My Policeman—a.k.a. the other Harry Styles film making the festival rounds—premiered at the Toronto International Film Festival recently, preceded by the film’s first official trailer and significantly less drama than Don’t Worry Darling.

The film, based on Bethan Roberts’s 2012 novel, centers on a love triangle in 1950s England. Styles stars as a gay cop who becomes the object of desire of both schoolteacher Marion (Emma Corrin) and her museum curator husband Patrick (David Dawson).

Ahead of the film’s October 21 release in theaters—followed by a streaming premiere on Prime Video on November 4—here’s what critics are already saying about My Policeman.

Here’s the bad news: the film has a mere 44 percent score on Rotten Tomatoes at the moment, based on 27 reviews from critics.

“If sad characters looking out windows near a gray seaside while memories of the past come rushing in like the tide is your kind of thing, you could do a little bit worse than My Policeman,” writes Vanity Fair’s Richard Lawson. “My Policeman is studied and plodding in its period-piece solemnity, a dirge of a movie about reckless people that is never warmed by their implied inner fire.”

“Plodding” seems to be a common refrain in these early reviews. That’s how the UK’s The Times critic Tom Charity describes the film as well, though he praised Styles as “charismatic and swooningly handsome.”

RogerEbert.com’s Robert Daniels gave the film all of 1.5 stars, declaring it “soulless” and questioning Styles’s leading man chops. “Here, Styles’ inexperience as a leading man in a weepy British queer period piece is glaring,” he writes. Corrin doesn’t fare much better: “She tussles with the least developed character of the bunch, but much like Styles, never proves herself as a lead. How can a movie with this much youthful talent be so breathlessly boring?”
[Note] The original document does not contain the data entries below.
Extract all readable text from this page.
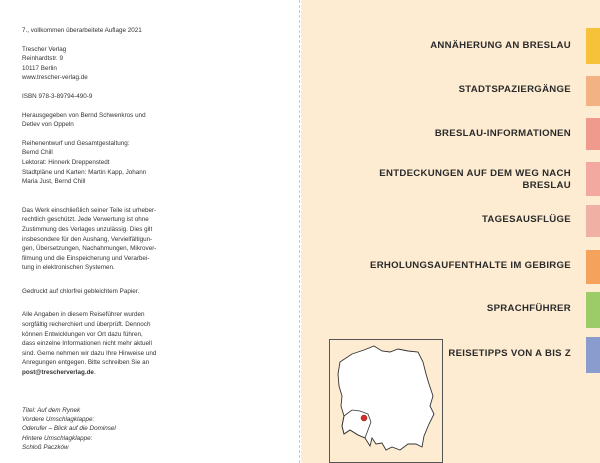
7., vollkommen überarbeitete Auflage 2021

Trescher Verlag

Reinhardtstr. 9

10117 Berlin

www.trescher-verlag.de

ISBN 978-3-89794-490-9

Herausgegeben von Bernd Schwenkros und

Detlev von Oppeln

Reihenentwurf und Gesamtgestaltung:

Bernd Chill

Lektorat: Hinnerk Dreppenstedt

Stadtpläne und Karten: Martin Kapp, Johann

Maria Just, Bernd Chill

Das Werk einschließlich seiner Teile ist urheber-

rechtlich geschützt. Jede Verwertung ist ohne

Zustimmung des Verlages unzulässig. Dies gilt

insbesondere für den Aushang, Vervielfältigun-

gen, Übersetzungen, Nachahmungen, Mikrover-

filmung und die Einspeicherung und Verarbei-

tung in elektronischen Systemen.

Gedruckt auf chlorfrei gebleichtem Papier.

Alle Angaben in diesem Reiseführer wurden

sorgfältig recherchiert und überprüft. Dennoch

können Entwicklungen vor Ort dazu führen,

dass einzelne Informationen nicht mehr aktuell

sind. Gerne nehmen wir dazu Ihre Hinweise und

Anregungen entgegen. Bitte schreiben Sie an

post@trescherverlag.de.

Titel: Auf dem Rynek

Vordere Umschlagklappe:

Oderufer – Blick auf die Dominsel

Hintere Umschlagklappe:

Schloß Paczków

ANNÄHERUNG AN BRESLAU
STADTSPAZIERGÄNGE
BRESLAU-INFORMATIONEN
ENTDECKUNGEN AUF DEM WEG NACH
BRESLAU
TAGESAUSFLÜGE
ERHOLUNGSAUFENTHALTE IM GEBIRGE
SPRACHFÜHRER
REISETIPPS VON A BIS Z
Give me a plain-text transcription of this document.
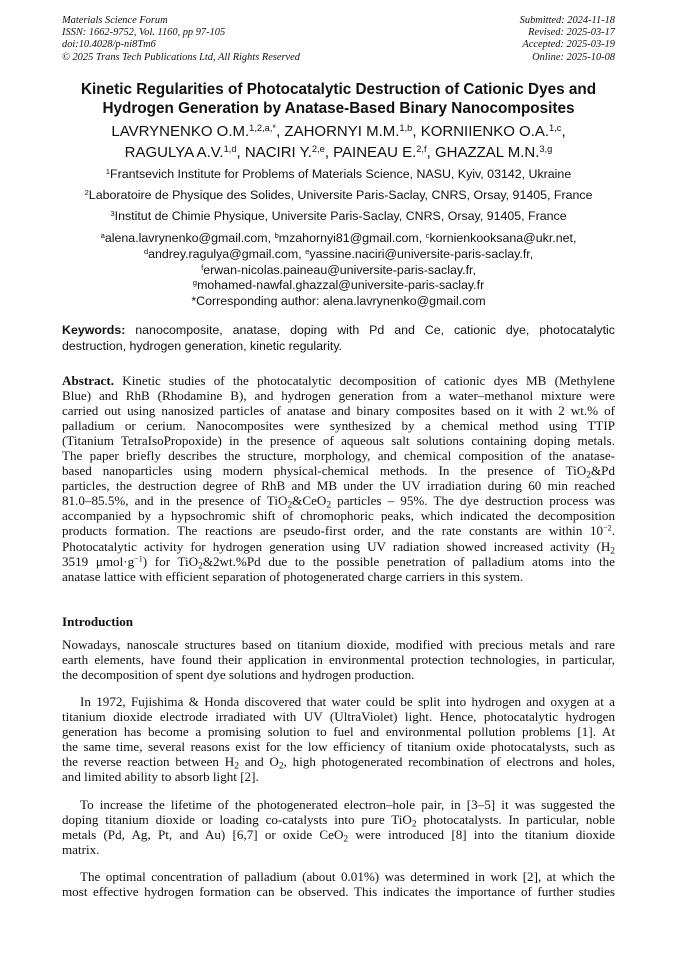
Materials Science Forum
ISSN: 1662-9752, Vol. 1160, pp 97-105
doi:10.4028/p-ni8Tm6
© 2025 Trans Tech Publications Ltd, All Rights Reserved
Submitted: 2024-11-18
Revised: 2025-03-17
Accepted: 2025-03-19
Online: 2025-10-08
Kinetic Regularities of Photocatalytic Destruction of Cationic Dyes and
Hydrogen Generation by Anatase-Based Binary Nanocomposites
LAVRYNENKO O.M.$^{1,2,a,*}$, ZAHORNYI M.M.$^{1,b}$, KORNIIENKO O.A.$^{1,c}$,
RAGULYA A.V.$^{1,d}$, NACIRI Y.$^{2,e}$, PAINEAU E.$^{2,f}$, GHAZZAL M.N.$^{3,g}$
$^1$Frantsevich Institute for Problems of Materials Science, NASU, Kyiv, 03142, Ukraine
$^2$Laboratoire de Physique des Solides, Universite Paris-Saclay, CNRS, Orsay, 91405, France
$^3$Institut de Chimie Physique, Universite Paris-Saclay, CNRS, Orsay, 91405, France
$^a$alena.lavrynenko@gmail.com, $^b$mzahornyi81@gmail.com, $^c$kornienkooksana@ukr.net,
$^d$andrey.ragulya@gmail.com, $^e$yassine.naciri@universite-paris-saclay.fr,
$^f$erwan-nicolas.paineau@universite-paris-saclay.fr,
$^g$mohamed-nawfal.ghazzal@universite-paris-saclay.fr
*Corresponding author: alena.lavrynenko@gmail.com
Keywords: nanocomposite, anatase, doping with Pd and Ce, cationic dye, photocatalytic
destruction, hydrogen generation, kinetic regularity.
Abstract. Kinetic studies of the photocatalytic decomposition of cationic dyes MB (Methylene
Blue) and RhB (Rhodamine B), and hydrogen generation from a water–methanol mixture were
carried out using nanosized particles of anatase and binary composites based on it with 2 wt.% of
palladium or cerium. Nanocomposites were synthesized by a chemical method using TTIP
(Titanium TetraIsoPropoxide) in the presence of aqueous salt solutions containing doping metals.
The paper briefly describes the structure, morphology, and chemical composition of the anatase-
based nanoparticles using modern physical-chemical methods. In the presence of TiO$_2$&Pd
particles, the destruction degree of RhB and MB under the UV irradiation during 60 min reached
81.0–85.5%, and in the presence of TiO$_2$&CeO$_2$ particles – 95%. The dye destruction process was
accompanied by a hypsochromic shift of chromophoric peaks, which indicated the decomposition
products formation. The reactions are pseudo-first order, and the rate constants are within $10^{-2}$.
Photocatalytic activity for hydrogen generation using UV radiation showed increased activity ($H_2$
3519 $\mu mol\cdot g^{-1}$) for TiO$_2$&2wt.%Pd due to the possible penetration of palladium atoms into the
anatase lattice with efficient separation of photogenerated charge carriers in this system.
Introduction
Nowadays, nanoscale structures based on titanium dioxide, modified with precious metals and rare
earth elements, have found their application in environmental protection technologies, in particular,
the decomposition of spent dye solutions and hydrogen production.
In 1972, Fujishima & Honda discovered that water could be split into hydrogen and oxygen at a
titanium dioxide electrode irradiated with UV (UltraViolet) light. Hence, photocatalytic hydrogen
generation has become a promising solution to fuel and environmental pollution problems [1]. At
the same time, several reasons exist for the low efficiency of titanium oxide photocatalysts, such as
the reverse reaction between $H_2$ and $O_2$, high photogenerated recombination of electrons and holes,
and limited ability to absorb light [2].
To increase the lifetime of the photogenerated electron–hole pair, in [3–5] it was suggested the
doping titanium dioxide or loading co-catalysts into pure TiO$_2$ photocatalysts. In particular, noble
metals (Pd, Ag, Pt, and Au) [6,7] or oxide CeO$_2$ were introduced [8] into the titanium dioxide
matrix.
The optimal concentration of palladium (about 0.01%) was determined in work [2], at which the
most effective hydrogen formation can be observed. This indicates the importance of further studies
The Daily Beast’s Nick Schager worries that My Policeman will renew accusations of “queerbaiting” aimed at Styles. “A cynical viewer could easily read My Policeman as the second half of a one-two heterosexual-homosexual cinematic punch for Styles, designed to let him continue straddling the gender lines he fluidly blurs in his own public persona,” he writes. “No matter the star’s intentions, though, [director Michael] Grandage’s film is a rickety vehicle that does exactly what Billy Eichner and Nicholas Stoller’s Bros mocks: imagining a gay love story in old-fashioned and exaggerated tragic terms.”

Peter Debruge of Variety was kinder, comparing My Policeman favorably to “those slightly stuffy yet respectable period pieces of the kind that Ismail Merchant and James Ivory have made of [E.M.] Forster’s novels.” Debruge writes that the sections of the film set in the 1990s—which cast Rupert Everette, Linus Roache, and Gina McKee as older versions of the characters—slow the film down, but that it “comes alive during its 1950s-set segments” starring Styles and Corrin.

Writing for Entertainment Weekly, Leah Greenblatt called the film a “fevered, lovely to look at, and at times deeply silly; a plush romantic drama that somehow manages to be both explicit and decorous, like horny Merchant Ivory.” Her description of My Policeman as “a pleasantly escapist two hours with pretty people in pretty clothes,” really doesn’t sound so bad. Particularly when two of those pretty people are Styles and Corrin.